The truth of the matter is that America's oft-mentioned status as the world's only superpower, or the world's only "hyperpower," as many would have it, is a myth. Our influence, while great at the moment, is fleeting, and will soon be worn down by more declared nuclear states, the proliferation of advanced weaponry, and richer would-be adversaries, who fear not our arms, because they know the will behind them is lagging. While they itch for the euphemism of "multi-polarity," meaning agenda-setting power to them and not the world's oldest and first democracy, we unwittingly aid them, by virtue of the smallishness of our military. Were it the 800 pound gorilla it was in the 80s or even early 90s -- and with the networked lethality our technology has bought us -- our future fights would be fewer, clearer, and more one-sided. But this is not to be the case without drastic change, as even now, the would-be multi-poles gather against us. Consider this opinion piece by a former CIA analyst, who argues that our military adventures in Iraq -- failing in his estimation, the fault for which lies with "the ineptitude of senior American civilian-defense officials and by careerism among the generals, many of whom know better but lack the spine to tell their superiors that the war in Iraq cannot be 'won'" -- is a direct cause for the rise in cooperation among China and Russia, pointing to our purported hubris as the reason. Could the reason not be that China and Russia desire a return to a more glorious past of Middle Kingdoms and Soviet imperialism, and that they see an opportunity to unbalance US dominance because -- gasp! -- our military is too small to deter them, and our national will is hollow?

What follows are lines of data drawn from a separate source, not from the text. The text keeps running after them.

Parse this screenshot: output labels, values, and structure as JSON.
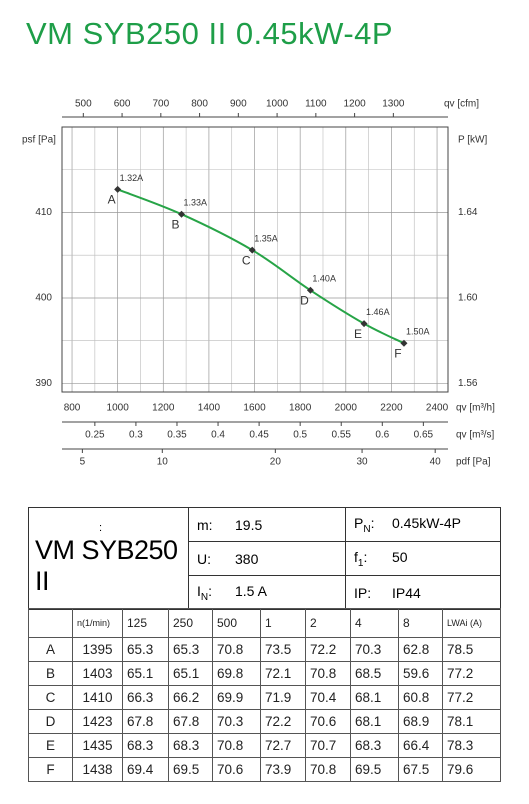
{
  "title": "VM SYB250 II 0.45kW-4P",
  "chart_data": {
    "type": "line",
    "x": [
      1000,
      1280,
      1590,
      1845,
      2080,
      2255
    ],
    "xlim": [
      756,
      2448
    ],
    "xticks": [
      800,
      1000,
      1200,
      1400,
      1600,
      1800,
      2000,
      2200,
      2400
    ],
    "minor_xticks": [
      900,
      1100,
      1300,
      1500,
      1700,
      1900,
      2100,
      2300
    ],
    "xlabel": "qv [m³/h]",
    "ylabel": "psf [Pa]",
    "ylim": [
      389,
      420
    ],
    "yticks": [
      390,
      400,
      410
    ],
    "minor_yticks": [
      395,
      405,
      415
    ],
    "y2label": "P [kW]",
    "y2lim": [
      1.556,
      1.68
    ],
    "y2ticks": [
      1.56,
      {
        "value": 1.6,
        "label": "1.60"
      },
      1.64
    ],
    "grid": true,
    "series": [
      {
        "color": "#27a447",
        "values": [
          412.7,
          409.8,
          405.6,
          400.9,
          397.0,
          394.7
        ],
        "point_labels": [
          "A",
          "B",
          "C",
          "D",
          "E",
          "F"
        ],
        "current_labels": [
          "1.32A",
          "1.33A",
          "1.35A",
          "1.40A",
          "1.46A",
          "1.50A"
        ]
      }
    ],
    "top_axis": {
      "label": "qv [cfm]",
      "lim": [
        445,
        1441
      ],
      "ticks": [
        500,
        600,
        700,
        800,
        900,
        1000,
        1100,
        1200,
        1300
      ]
    },
    "extra_axes": [
      {
        "label": "qv [m³/s]",
        "scale": "linear",
        "lim": [
          0.21,
          0.68
        ],
        "ticks": [
          0.25,
          0.3,
          0.35,
          0.4,
          0.45,
          0.5,
          0.55,
          0.6,
          0.65
        ]
      },
      {
        "label": "pdf [Pa]",
        "scale": "sqrt",
        "lim": [
          4.0,
          41.9
        ],
        "ticks": [
          5,
          10,
          20,
          30,
          40
        ]
      }
    ]
  },
  "table": {
    "model_note": ":",
    "model": "VM SYB250 II",
    "specs": [
      [
        {
          "sym": "m",
          "sub": "",
          "value": "19.5"
        },
        {
          "sym": "P",
          "sub": "N",
          "value": "0.45kW-4P"
        }
      ],
      [
        {
          "sym": "U",
          "sub": "",
          "value": "380"
        },
        {
          "sym": "f",
          "sub": "1",
          "value": "50"
        }
      ],
      [
        {
          "sym": "I",
          "sub": "N",
          "value": "1.5  A"
        },
        {
          "sym": "IP",
          "sub": "",
          "value": "IP44"
        }
      ]
    ],
    "columns": [
      "n(1/min)",
      "125",
      "250",
      "500",
      "1",
      "2",
      "4",
      "8",
      "LWAi (A)"
    ],
    "rows": [
      [
        "A",
        1395,
        65.3,
        65.3,
        70.8,
        73.5,
        72.2,
        70.3,
        62.8,
        78.5
      ],
      [
        "B",
        1403,
        65.1,
        65.1,
        69.8,
        72.1,
        70.8,
        68.5,
        59.6,
        77.2
      ],
      [
        "C",
        1410,
        66.3,
        66.2,
        69.9,
        71.9,
        70.4,
        68.1,
        60.8,
        77.2
      ],
      [
        "D",
        1423,
        67.8,
        67.8,
        70.3,
        72.2,
        70.6,
        68.1,
        68.9,
        78.1
      ],
      [
        "E",
        1435,
        68.3,
        68.3,
        70.8,
        72.7,
        70.7,
        68.3,
        66.4,
        78.3
      ],
      [
        "F",
        1438,
        69.4,
        69.5,
        70.6,
        73.9,
        70.8,
        69.5,
        67.5,
        79.6
      ]
    ]
  }
}
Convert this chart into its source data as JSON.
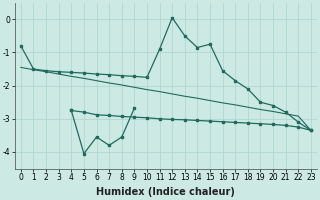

Our power is fleeting and an enormous shift is required to maintain our dominance. And our dominance is just -- based on two centuries of enlarging human freedom. While the British may have been glad to look across the Atlantic and see an ally in the new defender of freedom that the US had become after World War II, we don't find ourselves in the same situation, no matter which ocean we glance across. Our security will not come from abroad, but from home.